Beliefs are similar to a virus. When your mind is malleable they’re most likely to infect you. Young people all have malleable minds. From ages 0 to your teen years you’re very susceptible to these belief viruses. Although, strong viruses can infect you at any age. These viruses express themselves through our behavior. We act in accordance with the mind viruses within us. We are all infected.
Some infections aren’t as bad as others, some even beneficial. But, there are a few that can be dangerous to yourself or others. I won’t get into many of the examples and pathways we can down go with mind viruses for now. What I’d like to specifically explore is the term I thought up, points of imaginary tension. I define this as a subjective belief that causes negative emotions in a person.
Points of imaginary tension exist usually because of mind viruses we caught at earlier stages in life. These beliefs we internalize dictate our behavior as we get older. Some of these beliefs can cause negative feelings. The feelings may begin to arise as we age and gain more knowledge or they may begin right away. For example, a teen girl getting infected with the mind virus that induces her to believe there is objective beauty. To be beautiful you must look a certain way. This mind virus begins to change the girl’s behavior. Here is an example of what it would look like.
Meet Stacy, she’s 12 years old. Recently she started middle school and made some new friends. They introduce Stacy to social media. These other girls have already been infected with the mind virus relating to beauty standards. The symptoms begin to show themselves. Their interest in makeup and beauty grows. Their positive self-image declines because they falsely believe they have to look a certain way. This infects Stacy. Due to Stacy inheriting this belief, she begins exhibiting the same symptoms of the beauty mind virus. Now she also wants to put on makeup to “enhance” her beauty. A combination of hormones, peer pressure, encompassed by mind viruses create, as Charlie Munger would say, a lollapalooza effect on their behavior. Before the mind virus Stacy had no reason to feel bad about her looks.
This is a point of imaginary tension. Stacy’s false belief that makeup makes you beautiful causes her negative feelings if she’s not wearing makeup. The tension is caused by her beliefs. Which are subjective. Subjective truths not rooted in reality are imaginary. Thus, remove the imaginary belief and the tension is gone. Consequently also removing the negative feelings. Let’s look at another example.

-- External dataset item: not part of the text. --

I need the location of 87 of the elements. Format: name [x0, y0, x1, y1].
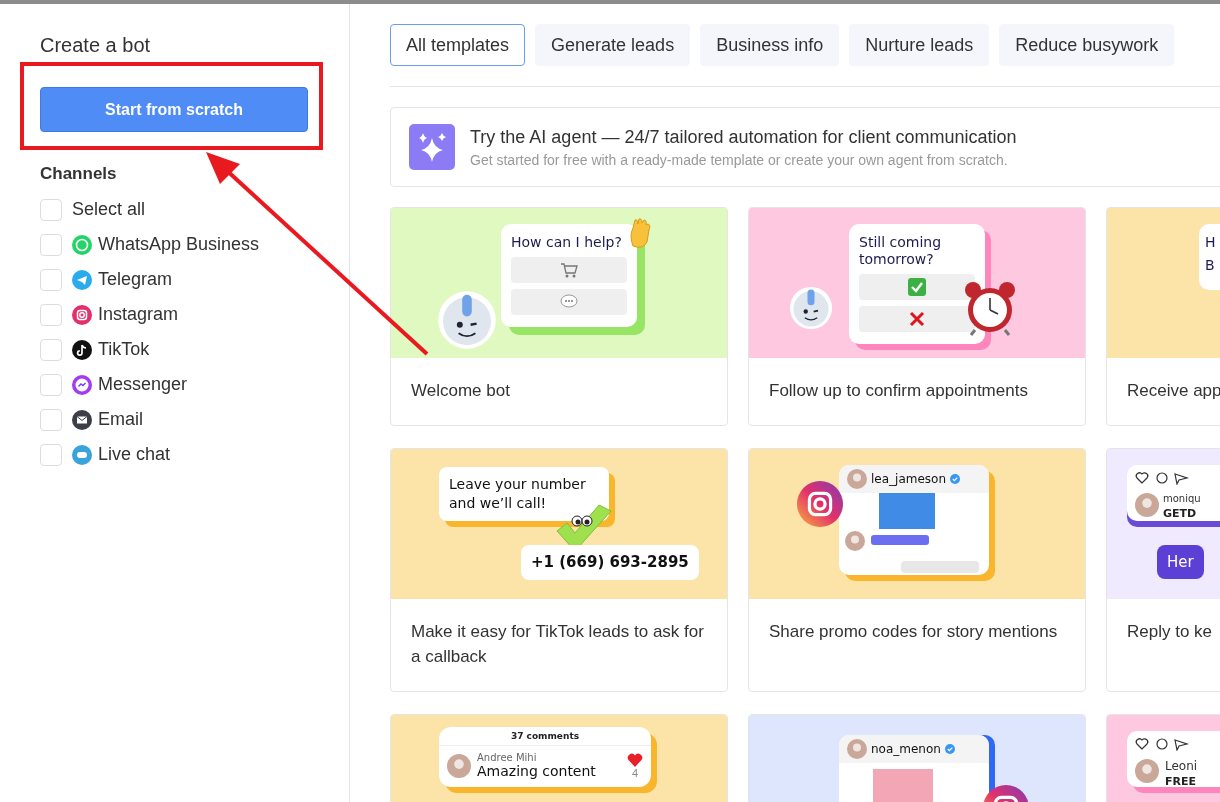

Meet Hatchum, he’s a Muslim boy. Which means he is infected with a multitude of mind viruses rooted in his religious upbringing. As young Hatchum grew he began to grow curious about certain things prohibited by his religion. The devil, as he would’ve been told, was tempting him with evilll western desires. Women, drugs, power, RULING THE WORl- okay, that’s a little over-exaggerated. All Hatchum wanted was a taste of that deliciously advertised Big Mac. So one day unable to resist any longer, he gave in. Hugely surprising his friends. He devoured the delicious burger and it was all he imagined it to be. Later in the day, negative feelings of guilt and shame hit him. He felt bad for “sinning”. Yet, he continued to do so. Even beginning to sin in more than one way. Which lead to even greater shame and guilt. Made worse by the evil indoctrination of religion, these fuckers taught him “If you fill your belly with sin, it will be easier to continue sinning”. At the time that sounded completely rational. Only later, he discovered that it’s all bs to keep you in the grips of the religion.
Each sin as perceived by Hatchum was a point of imaginary tension. He only felt negative feelings when “sinning” because of his imagined beliefs. Luckily he later cured himself of the mind viruses that contaminated his mind.
Points of imaginary tension are the result of mind viruses that pervade our environment. They get continually passed on from host to host. Usually, the viruses are rooted in society or culture. Which makes them hard to remove. Some have evolved to be so powerful that we may never get rid of them. Mind viruses delude us. Making them fairly difficult to cure. Strong ones nest themselves at the core of our identities. It’s hard to remove mind viruses from within us. The only way to do so is to reflect and critique our beliefs. Dictating if a belief is logical in nature. For example, Hatchum would think “Why am I going to hell for eating a burger that’s harmless? How is that a reflection of my character?” When we identify flaws in our beliefs they will slowly begin to breakdown. Our beliefs guide our lives. Yet, if these inherited mind viruses don’t serve us beneficially we should question them. If a belief we hold causes negative emotions to arise. It might just be a point of imaginary tension.